Date of Award
Bachelor of Education Honours
School of Education
Faculty of Community Services, Education and Social Sciences
Dr Russell Waugh
The purpose of this study was to examine children’s attitudes towards Aboriginal and Non-Aboriginal peers with Conduct Disorder. A 2 x 2 x 2 factorial design was used to test the hypotheses. The three independent variables were: (a) Ethnicity of the target student (aboriginal/ Non-Aboriginal) described in a vignette, (b) disability or the target student (no disability/ conduct disorder) described in a vignette; and (c) the gender of the participants. A sample of 216 Year 6 students was divided into four groups each containing 27 girls and 27 boys and an attitude questionnaire was administered. The attitude survey measured two dependent variables (a) attitude to working with the target student in class, and (b) attitude to socialising with the target student in school.
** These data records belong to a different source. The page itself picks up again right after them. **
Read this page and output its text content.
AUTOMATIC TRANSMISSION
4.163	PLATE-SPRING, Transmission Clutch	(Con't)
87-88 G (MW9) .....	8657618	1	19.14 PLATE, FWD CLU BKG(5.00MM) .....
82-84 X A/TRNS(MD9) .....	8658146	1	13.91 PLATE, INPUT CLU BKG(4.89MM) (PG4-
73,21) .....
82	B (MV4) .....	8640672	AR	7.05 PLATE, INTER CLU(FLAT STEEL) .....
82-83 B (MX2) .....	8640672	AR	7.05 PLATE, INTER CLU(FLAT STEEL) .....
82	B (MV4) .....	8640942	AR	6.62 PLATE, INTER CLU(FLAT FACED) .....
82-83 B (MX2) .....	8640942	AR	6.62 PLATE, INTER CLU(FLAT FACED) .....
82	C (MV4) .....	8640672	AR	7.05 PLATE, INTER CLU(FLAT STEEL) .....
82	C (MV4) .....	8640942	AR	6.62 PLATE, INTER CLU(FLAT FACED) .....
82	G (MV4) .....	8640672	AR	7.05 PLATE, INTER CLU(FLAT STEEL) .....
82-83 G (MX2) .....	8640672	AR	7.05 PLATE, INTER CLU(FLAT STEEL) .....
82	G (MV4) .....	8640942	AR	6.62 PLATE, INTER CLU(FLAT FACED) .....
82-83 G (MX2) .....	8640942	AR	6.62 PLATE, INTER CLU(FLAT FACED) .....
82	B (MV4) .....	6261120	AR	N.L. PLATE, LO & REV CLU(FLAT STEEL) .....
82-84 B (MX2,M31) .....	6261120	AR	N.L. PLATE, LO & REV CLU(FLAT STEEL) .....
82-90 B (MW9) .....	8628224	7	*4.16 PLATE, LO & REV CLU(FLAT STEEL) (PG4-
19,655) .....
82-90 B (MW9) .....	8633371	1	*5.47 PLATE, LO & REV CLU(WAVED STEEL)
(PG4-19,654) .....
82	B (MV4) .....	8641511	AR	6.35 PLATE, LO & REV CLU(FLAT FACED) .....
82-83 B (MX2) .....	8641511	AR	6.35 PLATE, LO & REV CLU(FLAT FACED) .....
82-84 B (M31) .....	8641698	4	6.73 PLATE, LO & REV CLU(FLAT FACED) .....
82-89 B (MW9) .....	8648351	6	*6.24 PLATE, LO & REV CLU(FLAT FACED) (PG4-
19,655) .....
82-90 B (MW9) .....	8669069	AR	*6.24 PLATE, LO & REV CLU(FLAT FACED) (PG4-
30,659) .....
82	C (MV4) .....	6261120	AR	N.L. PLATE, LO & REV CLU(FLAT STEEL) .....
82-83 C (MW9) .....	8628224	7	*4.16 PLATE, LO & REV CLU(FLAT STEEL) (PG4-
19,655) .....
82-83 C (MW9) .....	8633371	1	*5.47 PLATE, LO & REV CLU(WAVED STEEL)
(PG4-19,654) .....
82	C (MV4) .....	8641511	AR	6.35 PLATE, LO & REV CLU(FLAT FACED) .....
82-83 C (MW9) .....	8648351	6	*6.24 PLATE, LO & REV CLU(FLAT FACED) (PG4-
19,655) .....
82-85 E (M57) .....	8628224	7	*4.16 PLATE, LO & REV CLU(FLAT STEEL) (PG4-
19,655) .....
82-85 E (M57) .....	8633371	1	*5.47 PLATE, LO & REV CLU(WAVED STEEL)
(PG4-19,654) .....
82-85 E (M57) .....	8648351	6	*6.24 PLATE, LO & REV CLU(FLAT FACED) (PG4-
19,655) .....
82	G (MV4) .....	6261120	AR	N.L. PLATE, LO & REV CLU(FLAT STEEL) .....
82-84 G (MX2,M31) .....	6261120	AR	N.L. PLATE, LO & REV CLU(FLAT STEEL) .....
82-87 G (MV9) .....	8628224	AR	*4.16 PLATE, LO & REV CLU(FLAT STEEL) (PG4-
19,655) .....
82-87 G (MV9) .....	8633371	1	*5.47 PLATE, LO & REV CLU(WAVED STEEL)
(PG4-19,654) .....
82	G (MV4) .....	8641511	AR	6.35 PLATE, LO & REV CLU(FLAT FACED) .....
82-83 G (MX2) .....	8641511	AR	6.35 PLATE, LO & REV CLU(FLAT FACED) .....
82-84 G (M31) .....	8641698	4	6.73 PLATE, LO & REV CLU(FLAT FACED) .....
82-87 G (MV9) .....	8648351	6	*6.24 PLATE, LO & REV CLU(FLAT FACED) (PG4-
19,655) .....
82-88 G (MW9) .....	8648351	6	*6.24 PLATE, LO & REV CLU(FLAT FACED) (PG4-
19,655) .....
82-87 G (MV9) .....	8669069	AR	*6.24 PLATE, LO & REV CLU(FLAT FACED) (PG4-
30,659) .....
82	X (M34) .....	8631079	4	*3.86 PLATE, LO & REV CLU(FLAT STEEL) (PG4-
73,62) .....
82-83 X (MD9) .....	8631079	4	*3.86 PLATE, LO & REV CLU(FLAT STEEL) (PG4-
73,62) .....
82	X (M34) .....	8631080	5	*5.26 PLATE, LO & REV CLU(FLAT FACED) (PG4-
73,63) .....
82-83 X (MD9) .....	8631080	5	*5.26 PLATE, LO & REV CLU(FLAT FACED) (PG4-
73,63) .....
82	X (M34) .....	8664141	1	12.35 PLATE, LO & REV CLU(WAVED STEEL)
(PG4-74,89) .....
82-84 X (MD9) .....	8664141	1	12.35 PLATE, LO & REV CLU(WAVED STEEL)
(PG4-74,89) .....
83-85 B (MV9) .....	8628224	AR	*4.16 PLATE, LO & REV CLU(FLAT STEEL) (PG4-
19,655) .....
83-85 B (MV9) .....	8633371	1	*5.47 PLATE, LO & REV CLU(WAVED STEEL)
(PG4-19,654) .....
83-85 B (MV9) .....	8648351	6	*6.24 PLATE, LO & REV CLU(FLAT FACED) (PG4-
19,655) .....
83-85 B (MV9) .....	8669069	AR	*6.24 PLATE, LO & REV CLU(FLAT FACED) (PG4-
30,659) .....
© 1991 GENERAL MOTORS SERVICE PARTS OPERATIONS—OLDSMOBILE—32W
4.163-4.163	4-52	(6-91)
The two dependent variables measured the extent to which the students would like to interact with the target child in the two contexts. There were no significant interactions. A significant main effect was found for the variable of ethnicity for the (a) working-in-class variable but not for the variable (b) socialising-in-school context, indicating that the participants displayed a more positive attitude toward the target student who was described as Aboriginal in the socialising-at-school context rather than the target student who was described as Aboriginal in the working-in-class context. A main effect was found for the independent variable of conduct disorder for both contexts, indicating that the participants displayed a more positive attitude toward the target student who did not display the behaviours typical of a child with a conduct disorder than the child who did. There was no significant difference between the responses of the male and female participants.